【宁芙……】
【宁芙……宁芙……】
一声声的呼唤响起,睡梦中的宁芙眉头紧皱。
【宁……芙……】
是谁?
宁芙醒了,她茫然的看着头顶那扇巨大的排风扇,动了下胳膊,身上盖着的衣服掉落了下来,是莱欧斯利的。
她揉着眉心看了看时间。
凌晨三点。
睡觉前的画面逐渐被她回忆了起来。
吃饱喝足的她执意要陪莱欧斯利一起加班,然后撑不住困意睡着了。
紧接着,她就梦到有人在喊她……
【宁芙……】
断断续续的声音响起。
宁芙揉着眉心的手停了下来。
莫名感觉身边多了几分寒意,她裹紧了莱欧斯利的外套,小心翼翼的下了沙发往楼梯口走去。

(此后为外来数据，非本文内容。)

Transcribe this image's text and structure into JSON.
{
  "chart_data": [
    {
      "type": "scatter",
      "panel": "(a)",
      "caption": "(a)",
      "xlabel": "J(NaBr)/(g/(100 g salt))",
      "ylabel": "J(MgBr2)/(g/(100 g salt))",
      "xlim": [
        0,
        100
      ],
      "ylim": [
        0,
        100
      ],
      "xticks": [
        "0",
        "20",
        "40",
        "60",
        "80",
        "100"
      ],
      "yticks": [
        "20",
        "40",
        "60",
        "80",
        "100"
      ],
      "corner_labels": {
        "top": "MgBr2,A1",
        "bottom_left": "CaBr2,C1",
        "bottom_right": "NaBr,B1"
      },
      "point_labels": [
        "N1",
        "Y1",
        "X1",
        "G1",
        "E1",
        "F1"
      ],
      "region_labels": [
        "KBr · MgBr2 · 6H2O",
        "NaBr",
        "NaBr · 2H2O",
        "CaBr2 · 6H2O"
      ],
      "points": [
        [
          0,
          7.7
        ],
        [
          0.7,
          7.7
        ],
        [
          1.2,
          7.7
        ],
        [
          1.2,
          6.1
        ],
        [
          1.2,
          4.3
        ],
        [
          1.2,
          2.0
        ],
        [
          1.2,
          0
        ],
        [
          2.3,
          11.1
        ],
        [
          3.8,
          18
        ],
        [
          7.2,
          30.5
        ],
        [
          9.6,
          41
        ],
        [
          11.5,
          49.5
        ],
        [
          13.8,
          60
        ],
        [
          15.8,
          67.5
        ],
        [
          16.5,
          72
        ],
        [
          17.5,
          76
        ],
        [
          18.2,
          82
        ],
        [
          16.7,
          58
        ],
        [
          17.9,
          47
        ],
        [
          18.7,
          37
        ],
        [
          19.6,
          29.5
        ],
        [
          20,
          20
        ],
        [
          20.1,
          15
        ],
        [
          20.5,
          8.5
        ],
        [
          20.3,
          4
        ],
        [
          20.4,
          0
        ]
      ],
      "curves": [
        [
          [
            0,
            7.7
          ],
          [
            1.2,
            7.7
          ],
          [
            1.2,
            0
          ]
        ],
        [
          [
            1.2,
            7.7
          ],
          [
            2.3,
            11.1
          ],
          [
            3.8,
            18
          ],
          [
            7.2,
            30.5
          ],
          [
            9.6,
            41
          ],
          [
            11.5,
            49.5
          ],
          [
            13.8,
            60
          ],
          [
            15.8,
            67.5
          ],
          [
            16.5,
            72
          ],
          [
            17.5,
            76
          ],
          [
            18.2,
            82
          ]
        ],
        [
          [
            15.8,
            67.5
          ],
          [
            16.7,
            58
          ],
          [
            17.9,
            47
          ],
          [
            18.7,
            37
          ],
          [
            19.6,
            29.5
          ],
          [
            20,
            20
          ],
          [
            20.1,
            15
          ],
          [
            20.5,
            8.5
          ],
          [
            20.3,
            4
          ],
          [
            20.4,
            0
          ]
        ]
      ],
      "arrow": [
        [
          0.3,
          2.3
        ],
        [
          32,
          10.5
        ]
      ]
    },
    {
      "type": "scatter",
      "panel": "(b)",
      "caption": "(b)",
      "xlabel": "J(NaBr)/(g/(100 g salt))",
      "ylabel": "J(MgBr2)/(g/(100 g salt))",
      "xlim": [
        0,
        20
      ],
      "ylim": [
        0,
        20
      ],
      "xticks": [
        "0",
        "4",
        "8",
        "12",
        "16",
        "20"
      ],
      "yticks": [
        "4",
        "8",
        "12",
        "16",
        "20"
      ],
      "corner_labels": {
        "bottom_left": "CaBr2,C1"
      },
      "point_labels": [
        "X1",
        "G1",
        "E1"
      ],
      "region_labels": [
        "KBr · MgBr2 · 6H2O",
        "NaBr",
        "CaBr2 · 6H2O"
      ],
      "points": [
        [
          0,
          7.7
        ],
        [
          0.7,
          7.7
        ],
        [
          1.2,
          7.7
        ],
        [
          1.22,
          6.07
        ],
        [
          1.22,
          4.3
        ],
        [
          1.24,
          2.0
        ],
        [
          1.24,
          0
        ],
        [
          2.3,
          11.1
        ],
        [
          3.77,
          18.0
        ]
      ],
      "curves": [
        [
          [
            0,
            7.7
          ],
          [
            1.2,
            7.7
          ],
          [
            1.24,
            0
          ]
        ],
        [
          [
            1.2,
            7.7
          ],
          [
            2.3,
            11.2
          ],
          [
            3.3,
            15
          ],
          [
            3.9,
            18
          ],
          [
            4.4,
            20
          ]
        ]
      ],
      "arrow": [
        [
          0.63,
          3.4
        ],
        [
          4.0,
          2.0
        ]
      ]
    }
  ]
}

干净整洁的桌面上放着字条,【我去接鸦隐,很快就回来。】
鸦隐来了?
怎么大半夜的来了?
一接到信就立刻办各种手续走正规渠道来的鸦隐:你下午送信我晚上就到不是很正常吗?
但凡是个正常人类都知道次日拜访,也就鸦隐这个脑回路不正常还视宁芙为生命的家伙会立刻行动了。
放下字条,宁芙扶着楼梯冰凉的金属护栏缓缓下楼。
【宁芙……】
那声声呼唤越来越清晰,也越来越急切。
宁芙充满了警惕的红瞳逐渐变得迷茫,等到她走到最后一层台阶时,眼里已经没有任何神采了。
空洞又麻木。
*
【宁芙…宁芙……】
正和莱欧斯利嬉皮笑脸说着什么的鸦隐猛然间停下脚步,他听到了一声听不清楚的呼唤,直觉告诉他这是在叫宁芙的名字。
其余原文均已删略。